Nursing homes have an obligation to create and implement personalized care plans for every patient at their facility. The care plan is not an optional activity, rather the plans are required by federal law. Recognizing the threat of falling– and fall-related injuries— the care plan must assess and address each patients fall propensities.
Particularly in nursing home fall cases, where a patient may fall for a variety of reasons– some due to poor care and some completely independent thereof, it is important to look at the specific incident and evaluate if the safeguards were properly implemented– or not.
As a nursing home lawyer, comparing the the safeguards implemented at the time of the fall vs. what was prescribed in the patient’s care plan is really a crucial step towards evaluating a potential claim against a facility. Further, as patient’s needs change, facilities need to re-asses their care plans to accommodate the patient’s needs.

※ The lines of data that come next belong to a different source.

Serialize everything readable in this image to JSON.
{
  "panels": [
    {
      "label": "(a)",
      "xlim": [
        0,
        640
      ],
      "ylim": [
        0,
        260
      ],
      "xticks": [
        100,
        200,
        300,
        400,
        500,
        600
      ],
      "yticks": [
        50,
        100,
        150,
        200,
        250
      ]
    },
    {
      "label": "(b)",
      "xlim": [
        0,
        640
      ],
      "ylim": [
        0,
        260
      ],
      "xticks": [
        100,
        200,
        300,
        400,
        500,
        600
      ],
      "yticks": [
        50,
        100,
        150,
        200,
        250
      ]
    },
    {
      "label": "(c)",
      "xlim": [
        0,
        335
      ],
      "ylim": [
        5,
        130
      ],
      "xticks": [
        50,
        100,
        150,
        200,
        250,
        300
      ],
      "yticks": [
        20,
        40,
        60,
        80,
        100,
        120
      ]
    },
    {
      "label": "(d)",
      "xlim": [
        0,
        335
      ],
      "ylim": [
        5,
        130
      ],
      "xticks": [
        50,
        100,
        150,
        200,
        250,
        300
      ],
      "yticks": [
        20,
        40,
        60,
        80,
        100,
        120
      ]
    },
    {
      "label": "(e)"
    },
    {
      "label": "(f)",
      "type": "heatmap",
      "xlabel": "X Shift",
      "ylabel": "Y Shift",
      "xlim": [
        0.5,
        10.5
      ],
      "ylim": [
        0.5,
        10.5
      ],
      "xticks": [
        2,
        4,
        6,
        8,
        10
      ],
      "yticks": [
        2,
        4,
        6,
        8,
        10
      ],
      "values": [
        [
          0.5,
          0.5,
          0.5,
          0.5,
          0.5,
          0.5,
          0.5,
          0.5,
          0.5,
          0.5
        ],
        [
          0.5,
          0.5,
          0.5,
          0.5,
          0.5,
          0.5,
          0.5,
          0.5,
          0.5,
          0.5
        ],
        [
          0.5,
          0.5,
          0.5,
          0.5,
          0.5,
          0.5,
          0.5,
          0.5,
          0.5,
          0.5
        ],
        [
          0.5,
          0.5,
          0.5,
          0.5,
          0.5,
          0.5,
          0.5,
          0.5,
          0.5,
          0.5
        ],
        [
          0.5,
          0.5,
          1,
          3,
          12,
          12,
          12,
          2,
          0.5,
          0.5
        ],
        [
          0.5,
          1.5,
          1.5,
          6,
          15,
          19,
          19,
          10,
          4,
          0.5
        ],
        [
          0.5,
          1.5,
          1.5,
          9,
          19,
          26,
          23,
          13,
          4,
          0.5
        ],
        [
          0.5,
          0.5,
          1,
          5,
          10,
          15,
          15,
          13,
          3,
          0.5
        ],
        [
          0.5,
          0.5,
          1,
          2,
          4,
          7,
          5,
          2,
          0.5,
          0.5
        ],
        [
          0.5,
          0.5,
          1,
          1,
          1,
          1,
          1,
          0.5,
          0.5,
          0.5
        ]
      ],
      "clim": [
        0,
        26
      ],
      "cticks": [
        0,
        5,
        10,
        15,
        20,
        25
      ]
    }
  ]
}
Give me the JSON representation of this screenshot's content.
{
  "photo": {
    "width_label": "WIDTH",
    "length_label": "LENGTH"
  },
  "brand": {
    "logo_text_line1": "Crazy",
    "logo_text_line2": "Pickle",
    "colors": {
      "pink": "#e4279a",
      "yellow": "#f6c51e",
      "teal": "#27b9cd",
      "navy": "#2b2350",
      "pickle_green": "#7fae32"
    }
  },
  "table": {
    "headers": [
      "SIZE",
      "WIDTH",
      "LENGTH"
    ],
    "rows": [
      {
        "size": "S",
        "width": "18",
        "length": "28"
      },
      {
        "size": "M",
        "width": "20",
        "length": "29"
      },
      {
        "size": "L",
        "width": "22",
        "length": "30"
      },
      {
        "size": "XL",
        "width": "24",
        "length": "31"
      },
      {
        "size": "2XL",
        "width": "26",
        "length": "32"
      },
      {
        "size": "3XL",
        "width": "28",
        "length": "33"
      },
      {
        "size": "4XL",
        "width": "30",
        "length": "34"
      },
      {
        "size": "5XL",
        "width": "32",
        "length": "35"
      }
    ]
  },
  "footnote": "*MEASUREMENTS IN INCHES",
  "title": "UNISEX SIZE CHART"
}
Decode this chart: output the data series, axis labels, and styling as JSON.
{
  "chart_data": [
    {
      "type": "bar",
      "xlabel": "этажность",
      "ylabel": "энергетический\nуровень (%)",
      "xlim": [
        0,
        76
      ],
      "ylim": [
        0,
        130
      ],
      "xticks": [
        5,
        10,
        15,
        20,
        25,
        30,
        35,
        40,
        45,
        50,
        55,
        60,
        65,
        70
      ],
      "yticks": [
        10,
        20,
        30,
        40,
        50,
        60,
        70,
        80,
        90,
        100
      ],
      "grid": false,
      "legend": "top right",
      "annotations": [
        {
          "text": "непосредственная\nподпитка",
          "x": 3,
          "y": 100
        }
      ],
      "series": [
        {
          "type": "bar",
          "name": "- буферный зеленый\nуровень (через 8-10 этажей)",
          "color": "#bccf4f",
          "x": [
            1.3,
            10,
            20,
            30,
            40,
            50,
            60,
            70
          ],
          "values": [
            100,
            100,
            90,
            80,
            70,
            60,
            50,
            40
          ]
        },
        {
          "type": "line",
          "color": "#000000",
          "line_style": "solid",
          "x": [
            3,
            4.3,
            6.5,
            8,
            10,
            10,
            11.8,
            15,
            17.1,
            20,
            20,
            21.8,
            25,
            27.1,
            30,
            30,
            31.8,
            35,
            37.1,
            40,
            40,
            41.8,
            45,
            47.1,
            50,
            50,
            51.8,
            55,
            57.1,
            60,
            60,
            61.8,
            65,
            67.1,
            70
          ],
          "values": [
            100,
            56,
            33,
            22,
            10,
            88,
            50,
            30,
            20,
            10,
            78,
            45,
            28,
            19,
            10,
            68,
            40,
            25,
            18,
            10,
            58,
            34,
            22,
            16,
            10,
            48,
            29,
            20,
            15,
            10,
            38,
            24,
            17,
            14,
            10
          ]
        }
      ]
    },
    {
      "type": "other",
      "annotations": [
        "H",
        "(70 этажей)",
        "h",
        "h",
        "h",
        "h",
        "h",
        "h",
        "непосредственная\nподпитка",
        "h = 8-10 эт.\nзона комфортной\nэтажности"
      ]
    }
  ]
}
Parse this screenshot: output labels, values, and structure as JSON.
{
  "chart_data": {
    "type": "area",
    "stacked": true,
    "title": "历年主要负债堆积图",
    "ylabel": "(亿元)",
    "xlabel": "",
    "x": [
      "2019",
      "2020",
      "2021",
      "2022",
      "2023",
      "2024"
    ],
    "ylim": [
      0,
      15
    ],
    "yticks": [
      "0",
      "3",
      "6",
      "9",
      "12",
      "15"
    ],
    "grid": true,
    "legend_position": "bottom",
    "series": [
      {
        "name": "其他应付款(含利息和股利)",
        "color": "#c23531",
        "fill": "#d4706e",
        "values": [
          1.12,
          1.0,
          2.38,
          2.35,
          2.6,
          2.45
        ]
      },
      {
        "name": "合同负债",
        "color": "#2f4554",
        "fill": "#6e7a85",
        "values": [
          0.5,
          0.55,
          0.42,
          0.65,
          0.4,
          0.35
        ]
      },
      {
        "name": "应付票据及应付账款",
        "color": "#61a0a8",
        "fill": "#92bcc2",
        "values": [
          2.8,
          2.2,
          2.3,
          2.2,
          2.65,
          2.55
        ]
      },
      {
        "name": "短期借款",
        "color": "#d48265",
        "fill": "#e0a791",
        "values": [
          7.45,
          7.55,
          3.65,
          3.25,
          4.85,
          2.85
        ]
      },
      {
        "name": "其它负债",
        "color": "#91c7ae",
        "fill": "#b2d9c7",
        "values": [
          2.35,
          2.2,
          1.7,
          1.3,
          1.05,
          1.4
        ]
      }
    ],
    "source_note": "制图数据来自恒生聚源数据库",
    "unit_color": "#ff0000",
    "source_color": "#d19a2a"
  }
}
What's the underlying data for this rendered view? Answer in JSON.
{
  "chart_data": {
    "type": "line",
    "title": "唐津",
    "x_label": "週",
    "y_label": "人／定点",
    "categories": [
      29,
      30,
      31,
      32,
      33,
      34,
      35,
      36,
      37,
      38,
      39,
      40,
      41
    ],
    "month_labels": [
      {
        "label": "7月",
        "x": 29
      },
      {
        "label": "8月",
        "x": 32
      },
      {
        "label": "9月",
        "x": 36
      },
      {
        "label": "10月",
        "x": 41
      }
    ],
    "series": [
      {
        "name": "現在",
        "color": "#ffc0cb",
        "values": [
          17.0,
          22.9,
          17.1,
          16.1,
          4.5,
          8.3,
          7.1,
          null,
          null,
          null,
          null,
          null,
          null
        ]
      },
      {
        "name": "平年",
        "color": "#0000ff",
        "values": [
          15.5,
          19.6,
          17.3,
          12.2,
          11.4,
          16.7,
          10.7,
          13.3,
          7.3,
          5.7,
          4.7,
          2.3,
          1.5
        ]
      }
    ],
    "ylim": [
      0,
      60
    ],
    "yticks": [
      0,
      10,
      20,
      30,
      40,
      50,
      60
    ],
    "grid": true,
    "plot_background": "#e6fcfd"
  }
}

This being said, an Ohio jury surely didn’t buy the assertions made by Heather Knoll Nursing and Rehabilitation Center that they provided all of the necessary safeguards to ensure the safety of Robin Volpe. Recently, the jury awarded Mrs. Volpe’s family more than $1 million in a wrongful death lawsuit stemming from fall-related incident at the facility.
Though the facility intends on appealing this verdict, I’m sure that this lawsuit is a real wake up call for the facility especially in terms of the way they implement fall prevention measures. At the very least, I hope that this lawsuit and substantial verdict help improve the safety for other residents at the facility.